PCC 51 also provides guidance on the risk mitigating controls an accountable institution may follow for former DPIPs, their immediate family members or known close associates presenting a high money laundering (ML) risk and FPPOs, their immediate family members or known close associates, and further possible indicators of heightened ML risks.
It said PCC 51 must be read in conjunction with Guidance Note 7, which sets out the guidance on DPIPs and FPPOs and explains how matters relating to DPIPs and FPPOs should be included in an accountable institution’s risk management and compliance programme.
The FIC Act distinguishes between two types of politically exposed persons:
- A DPIP is an individual who holds, including in an acting position for a period exceeding six months, or has held at any time in the preceding 12 months in South Africa, a prominent public function as listed in Schedule 3A of the FIC Act.
- An FPPO is an individual who holds, or who has held at any time in the preceding 12 months, in any foreign country a prominent public function as listed in Schedule 3B of the FIC Act.
Accountable institutions must determine whether their prospective client, existing client, beneficial owner of the client and person acting on behalf of the client hold either a DPIP or FPPO position or are an immediate family member or known close associate of a DPIP or FPPO, PCC 51 says.
“The FIC strongly encourages that, as part of effective ML risk management, accountable institutions should determine whether their client has at any point held a DPIP or FPPO position.”
The ML risk associated with a client that is a DPIP must be assessed, as not all DPIPs pose an inherent high ML risk. However, FPPOs pose an inherent high ML risk, and the business relationship with an FPPO is always deemed high risk from a ML perspective.
Even though a person may no longer meet the definition of holding either a DPIP or FPPO position, the risk factors relating to having been a DPIP or FPPO may still be relevant in determining the ML risk associated with the client.

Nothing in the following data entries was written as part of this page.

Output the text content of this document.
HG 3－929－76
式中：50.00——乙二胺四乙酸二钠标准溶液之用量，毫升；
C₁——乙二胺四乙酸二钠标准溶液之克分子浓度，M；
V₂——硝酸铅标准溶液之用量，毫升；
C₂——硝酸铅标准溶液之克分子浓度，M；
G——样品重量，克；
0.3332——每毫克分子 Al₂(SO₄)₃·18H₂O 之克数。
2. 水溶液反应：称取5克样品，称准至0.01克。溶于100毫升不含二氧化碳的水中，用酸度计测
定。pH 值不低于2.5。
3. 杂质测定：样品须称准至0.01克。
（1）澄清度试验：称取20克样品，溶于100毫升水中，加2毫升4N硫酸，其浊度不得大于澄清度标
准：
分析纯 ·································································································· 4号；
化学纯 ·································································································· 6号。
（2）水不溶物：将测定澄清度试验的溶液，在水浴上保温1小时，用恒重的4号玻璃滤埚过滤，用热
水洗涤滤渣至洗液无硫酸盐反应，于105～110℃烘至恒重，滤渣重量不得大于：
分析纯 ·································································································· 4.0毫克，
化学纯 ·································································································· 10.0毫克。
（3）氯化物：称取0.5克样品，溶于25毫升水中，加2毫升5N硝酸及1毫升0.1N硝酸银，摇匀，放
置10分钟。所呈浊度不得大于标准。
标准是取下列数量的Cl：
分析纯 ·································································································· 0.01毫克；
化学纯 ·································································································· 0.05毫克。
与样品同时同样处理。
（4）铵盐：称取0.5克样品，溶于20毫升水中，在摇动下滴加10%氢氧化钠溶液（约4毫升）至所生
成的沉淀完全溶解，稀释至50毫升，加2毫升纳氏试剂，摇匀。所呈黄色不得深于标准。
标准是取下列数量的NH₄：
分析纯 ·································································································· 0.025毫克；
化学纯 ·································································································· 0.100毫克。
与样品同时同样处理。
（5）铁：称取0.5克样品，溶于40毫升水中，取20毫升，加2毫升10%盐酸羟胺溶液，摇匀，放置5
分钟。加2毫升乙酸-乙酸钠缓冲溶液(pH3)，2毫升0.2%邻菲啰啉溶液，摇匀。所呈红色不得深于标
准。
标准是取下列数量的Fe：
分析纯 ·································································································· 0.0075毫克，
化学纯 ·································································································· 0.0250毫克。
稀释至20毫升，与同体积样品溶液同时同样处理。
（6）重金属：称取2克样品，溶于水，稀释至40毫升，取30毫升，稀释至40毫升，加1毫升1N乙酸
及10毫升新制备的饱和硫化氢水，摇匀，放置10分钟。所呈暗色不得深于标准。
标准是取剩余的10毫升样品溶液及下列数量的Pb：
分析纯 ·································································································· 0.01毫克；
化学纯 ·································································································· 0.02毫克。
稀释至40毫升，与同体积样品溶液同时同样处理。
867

When establishing a business relationship with DPIPs, presenting a high ML risk, and/or FPPOs, their immediate family members or known close associates, the accountable institution must conduct enhanced due diligence, of such persons, as part of their customer due diligence (CDD) and fulfil the requirements as set out in sections 21F, 21G and 21H of the FIC Act.
Clients that are immediate family members or known close associates of DPIPs and FPPOs, although not holding a DPIP or FPPO position themselves, must be treated as DPIPs or FPPOs for the purposes of ML risk determination and the resulting CDD, including enhanced due diligence and other applicable measures.
Where the time periods as set out in Schedule 3A and 3B to the FIC Act lapse, it would be good practice, in terms of the risk-based approach, for the accountable institutions to regularly consider whether the former DPIP or FPPO, their immediate family members or known close associates, still poses a high risk from a ML perspective.
The PCC provides possible indicators of heightened ML risks and lists additional data sources that should be consulted in the determination of DPIPs and FPPOs, their immediate family members or known close associates.